Não resta dúvida de que foi um crime político, por isso o que precisa ser revelado e identificado pelas investigações é quem foi o mandante. Ou vamos entender que o Estado brasileiro passa a imagem para o país e para o mundo de que se pode, sim, cometer assassinatos na certeza da impunidade. Quem articulou isso estava muito certo da impunidade e respaldado do lugar de poder que ocupa.

A morte da Marielle potencializou a candidatura de mulheres negras em partidos de esquerda. Por outro lado, vemos o Poder Executivo na capital fluminense, no estado e no país altamente destrutivos. Temos também um fato novo, que foi a retirada do deputado federal Marcelo Freixo (Psol) de sua candidatura à Prefeitura. Como enxergar a luz no fim do túnel?

Não perder a esperança é fundamental. Como exercício de poder, esse governo está muito interessado que as pessoas percam a esperança em uma sociedade mais justa e igualitária justamente porque um povo sem esperança é mais fácil de ser dominado.

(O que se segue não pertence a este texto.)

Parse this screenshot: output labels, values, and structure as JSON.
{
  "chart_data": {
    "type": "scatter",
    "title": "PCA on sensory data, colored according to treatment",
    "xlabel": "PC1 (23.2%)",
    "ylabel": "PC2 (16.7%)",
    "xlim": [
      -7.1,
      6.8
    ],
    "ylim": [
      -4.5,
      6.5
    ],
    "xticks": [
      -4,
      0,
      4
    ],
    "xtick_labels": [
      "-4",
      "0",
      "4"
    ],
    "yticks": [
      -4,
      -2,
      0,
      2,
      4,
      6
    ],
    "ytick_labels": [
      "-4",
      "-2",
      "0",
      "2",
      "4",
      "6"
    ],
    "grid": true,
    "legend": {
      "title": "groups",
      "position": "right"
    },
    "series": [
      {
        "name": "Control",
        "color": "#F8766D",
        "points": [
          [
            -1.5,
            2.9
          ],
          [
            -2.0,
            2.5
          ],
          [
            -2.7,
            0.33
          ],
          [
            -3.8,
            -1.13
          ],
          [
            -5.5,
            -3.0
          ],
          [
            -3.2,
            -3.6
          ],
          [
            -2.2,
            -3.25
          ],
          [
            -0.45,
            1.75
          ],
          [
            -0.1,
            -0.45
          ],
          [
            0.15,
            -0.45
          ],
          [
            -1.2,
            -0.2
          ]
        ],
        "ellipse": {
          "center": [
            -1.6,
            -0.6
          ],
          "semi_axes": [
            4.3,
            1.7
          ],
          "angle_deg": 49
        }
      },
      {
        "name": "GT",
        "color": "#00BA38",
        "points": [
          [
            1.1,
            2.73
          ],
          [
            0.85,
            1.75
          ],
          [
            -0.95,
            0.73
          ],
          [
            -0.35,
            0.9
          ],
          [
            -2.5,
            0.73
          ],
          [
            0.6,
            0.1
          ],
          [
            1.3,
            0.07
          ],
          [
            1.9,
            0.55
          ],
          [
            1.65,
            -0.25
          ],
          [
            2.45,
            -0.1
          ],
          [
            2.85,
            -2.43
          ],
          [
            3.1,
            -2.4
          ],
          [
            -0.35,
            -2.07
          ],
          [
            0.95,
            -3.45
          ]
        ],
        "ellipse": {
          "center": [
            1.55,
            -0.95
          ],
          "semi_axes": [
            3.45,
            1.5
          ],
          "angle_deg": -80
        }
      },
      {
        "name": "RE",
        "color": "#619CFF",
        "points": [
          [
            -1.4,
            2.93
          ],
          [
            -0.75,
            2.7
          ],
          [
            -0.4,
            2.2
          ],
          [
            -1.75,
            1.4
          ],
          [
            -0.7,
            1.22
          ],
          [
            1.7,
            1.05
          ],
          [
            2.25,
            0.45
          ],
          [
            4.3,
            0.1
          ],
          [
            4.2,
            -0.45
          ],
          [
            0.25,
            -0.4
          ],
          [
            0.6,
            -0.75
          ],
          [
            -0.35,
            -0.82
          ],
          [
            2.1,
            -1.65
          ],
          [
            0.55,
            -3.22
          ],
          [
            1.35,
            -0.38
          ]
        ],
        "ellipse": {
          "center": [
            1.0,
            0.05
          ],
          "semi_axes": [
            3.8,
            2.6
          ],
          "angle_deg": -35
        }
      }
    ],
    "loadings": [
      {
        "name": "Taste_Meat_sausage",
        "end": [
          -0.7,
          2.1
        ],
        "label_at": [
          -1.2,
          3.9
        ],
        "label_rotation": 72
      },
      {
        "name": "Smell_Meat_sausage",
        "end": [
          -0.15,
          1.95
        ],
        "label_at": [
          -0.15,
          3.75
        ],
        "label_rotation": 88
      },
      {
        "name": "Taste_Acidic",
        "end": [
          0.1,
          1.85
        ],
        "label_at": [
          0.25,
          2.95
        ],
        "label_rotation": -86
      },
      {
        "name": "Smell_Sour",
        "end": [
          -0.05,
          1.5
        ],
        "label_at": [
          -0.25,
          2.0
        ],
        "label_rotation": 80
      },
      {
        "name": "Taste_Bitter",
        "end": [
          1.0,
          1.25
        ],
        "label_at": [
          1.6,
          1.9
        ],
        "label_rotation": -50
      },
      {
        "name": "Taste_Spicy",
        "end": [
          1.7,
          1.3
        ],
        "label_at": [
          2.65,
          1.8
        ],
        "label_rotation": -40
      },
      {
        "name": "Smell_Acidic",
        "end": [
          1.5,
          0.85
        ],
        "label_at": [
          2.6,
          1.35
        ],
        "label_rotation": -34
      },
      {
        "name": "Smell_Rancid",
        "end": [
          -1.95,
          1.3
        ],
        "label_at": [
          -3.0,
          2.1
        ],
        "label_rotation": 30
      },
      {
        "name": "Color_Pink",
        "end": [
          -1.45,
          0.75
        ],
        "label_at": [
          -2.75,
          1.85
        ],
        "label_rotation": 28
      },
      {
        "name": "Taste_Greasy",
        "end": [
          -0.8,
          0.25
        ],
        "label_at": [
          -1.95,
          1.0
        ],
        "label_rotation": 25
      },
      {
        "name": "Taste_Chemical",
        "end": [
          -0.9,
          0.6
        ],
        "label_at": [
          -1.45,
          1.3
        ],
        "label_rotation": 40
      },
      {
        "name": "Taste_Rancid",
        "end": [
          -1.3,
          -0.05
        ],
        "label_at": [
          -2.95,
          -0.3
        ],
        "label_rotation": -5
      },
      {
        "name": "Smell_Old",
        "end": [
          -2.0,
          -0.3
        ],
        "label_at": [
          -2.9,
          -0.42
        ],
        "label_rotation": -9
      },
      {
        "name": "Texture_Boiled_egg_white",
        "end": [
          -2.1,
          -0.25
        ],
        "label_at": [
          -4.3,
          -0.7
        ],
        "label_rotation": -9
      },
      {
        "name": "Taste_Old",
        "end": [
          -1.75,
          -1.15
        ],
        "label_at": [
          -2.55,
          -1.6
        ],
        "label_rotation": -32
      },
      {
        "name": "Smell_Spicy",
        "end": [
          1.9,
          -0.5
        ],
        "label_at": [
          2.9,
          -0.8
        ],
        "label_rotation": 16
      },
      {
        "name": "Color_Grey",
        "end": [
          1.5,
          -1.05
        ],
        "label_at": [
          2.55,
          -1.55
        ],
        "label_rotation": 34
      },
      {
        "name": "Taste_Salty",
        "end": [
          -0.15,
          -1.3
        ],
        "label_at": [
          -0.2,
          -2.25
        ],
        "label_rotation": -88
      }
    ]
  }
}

A esperança é ameaçadora para um governo fascista. Precisamos primeiro entender que o movimento do Freixo de retirar a candidatura tem como objetivo unificar a esquerda. Tem muita gente fazendo um trabalho de forma coletiva contra esse governo fascista, mas precisamos da população mais articulada. A campanha de 2018 teve como resultado várias mulheres pretas sendo eleitas, indo para o front, sucumbindo ao medo que eles tentaram instalar ao executarem a Marielle, mas transformamos a imagem dela num símbolo de resistência e fomos para a rua. Também precisamos reconhecer as nossas vitórias, senão fica parecendo que só perdemos.